Politics & Policy

An Economic Virus

Nationalism is spreading like the plague in economic circles.

State Department cookie-pushers, Davos dons, Wall Street Brahmins, think-tank worrywarts, and the Olympians of the European Union are all fretting about the troubling rise of “economic nationalism” in the West. And, although it pains me to say so, I think the pinstripe crowd is right.

To read the financial and European press, economic nationalism is the avian flu of public policy, spreading the bacillus of protectionism from one society to the next. Last week, European Commission President Jose Manuel Barroso denounced the rise in “nationalistic rhetoric” in Europe in response to the latest outbreak in France, where Prime Minister Dominique de Villepin blocked an Italian company from taking over a French energy company. De Villepin said he put the kibosh on the plan out of “economic patriotism.”

The European debate is much nastier than ours because Europe’s problems are so much worse. Europe has an asthmatic economy, a civilizational crisis brewing over Islam and immigration, an aging and shrinking population, and an anemic military establishment. And its reason for existence–the EU–is adrift without a constitution.

But even here in the U.S., the same argument has been raging for years. Companies that outsource jobs or move their headquarters abroad for tax purposes have for some time been called unpatriotic by many liberals and quite a few conservatives. Patrick Buchanan and Ralph Nader have both played the economic patriotism card to the hilt, but even mainstream politicians wax populist on trade. Sen. John Kerry demonized “Benedict Arnold” corporations in the 2004 presidential campaign.

This bipartisan anger is, paradoxically, the product of a larger bipartisan consensus on free trade. Hence, those who dissent from free-trade orthodoxy on the left and the right sound remarkably similar. But that consensus is unraveling as formerly unrelated issues–immigration, trade, outsourcing, globalization, national security, homeland security, the war on terrorism–melt together in the fire of populist anger.

The oddly bipartisan flavor of the outrage over the Dubai ports deal is the latest example of the trend. North Carolina Republican Rep. Sue Myrick wrote a one-sentence letter to President Bush outlining the view of many Republicans: “Not just no, but HELL NO.” Sen. Barbara Boxer is less pithy but even more extreme: “We have to have American companies running our own ports.”
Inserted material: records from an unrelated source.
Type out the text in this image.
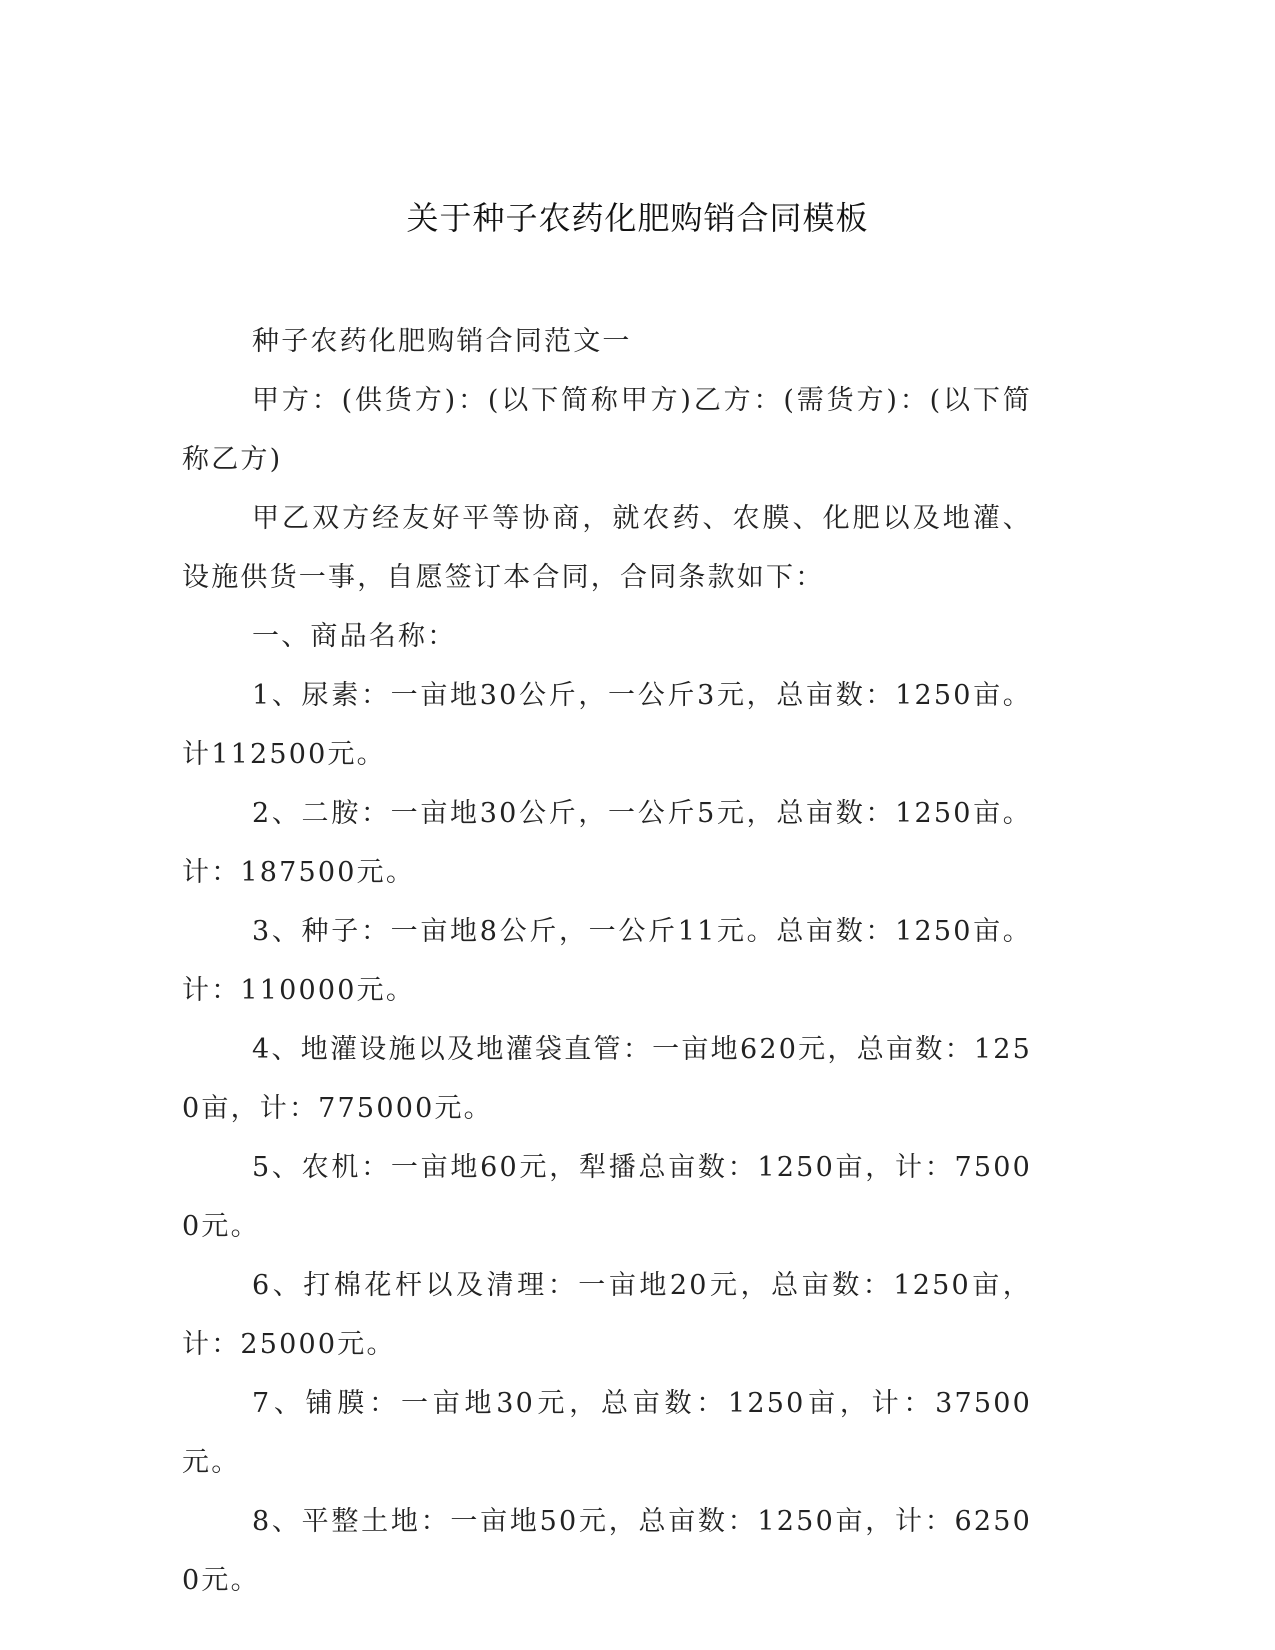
关于种子农药化肥购销合同模板

种子农药化肥购销合同范文一

甲方：(供货方)：(以下简称甲方)乙方：(需货方)：(以下简称乙方)

甲乙双方经友好平等协商，就农药、农膜、化肥以及地灌、设施供货一事，自愿签订本合同，合同条款如下：

一、商品名称：

1、尿素：一亩地30公斤，一公斤3元，总亩数：1250亩。计112500元。

2、二胺：一亩地30公斤，一公斤5元，总亩数：1250亩。计：187500元。

3、种子：一亩地8公斤，一公斤11元。总亩数：1250亩。计：110000元。

4、地灌设施以及地灌袋直管：一亩地620元，总亩数：1250亩，计：775000元。

5、农机：一亩地60元，犁播总亩数：1250亩，计：75000元。

6、打棉花杆以及清理：一亩地20元，总亩数：1250亩，计：25000元。

7、铺膜：一亩地30元，总亩数：1250亩，计：37500元。

8、平整土地：一亩地50元，总亩数：1250亩，计：62500元。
The beauty of the American free-trade consensus over the last few decades is that it split two outlooks that tend to go together: nationalism and socialism. In terms of economic policy, nationalism is indistinguishable from socialism. When you nationalize an industry, you socialize it. And what is the difference between socialized medicine and nationalized health care?

Liberals are naturally sympathetic to socialistic arguments, conservatives to nationalistic ones. But to everyone’s benefit these two outlooks have been quarantined in different parties. Conservatives have been culturally nationalistic but economically liberal (in the classical sense). Liberals have been economically nationalistic–on health care, regulation, taxes, unions–but culturally liberal. Although it’s been quite painful for them, this cultural liberalism has kept the Democratic party in favor of free trade and immigration. Protectionism hurts foreigners and poor Americans, after all.

Indeed, to be fair, the Democratic party has been heroic in bucking its base–the economically nationalistic labor movement–on free trade. FDR, Truman, and Kennedy were all consummate economic nationalists. Free trade was tactically in their interests for a long time because it dovetailed with labor’s interest. When the United States stopped being the manufacturer to the world, the Democratic party struggled–not always successfully–to stay pro-trade on principle, even at the cost of votes. Meanwhile, the GOP has had the opposite challenge: to stay pro-free trade even as its ranks swell with working-class voters enamored with their paychecks, not Adam Smith.

Now, a win-at-all-costs Democratic party has realized that this is the perfect moment for it to re-brand all of its economic ideas in the language of patriotism. Many Republicans are determined to fight the Democrats for this turf. So they, too, are bending their economic policies to fit their cultural conservatism.

And if we let them follow this path, we’ll have the same problems as Europe in no time.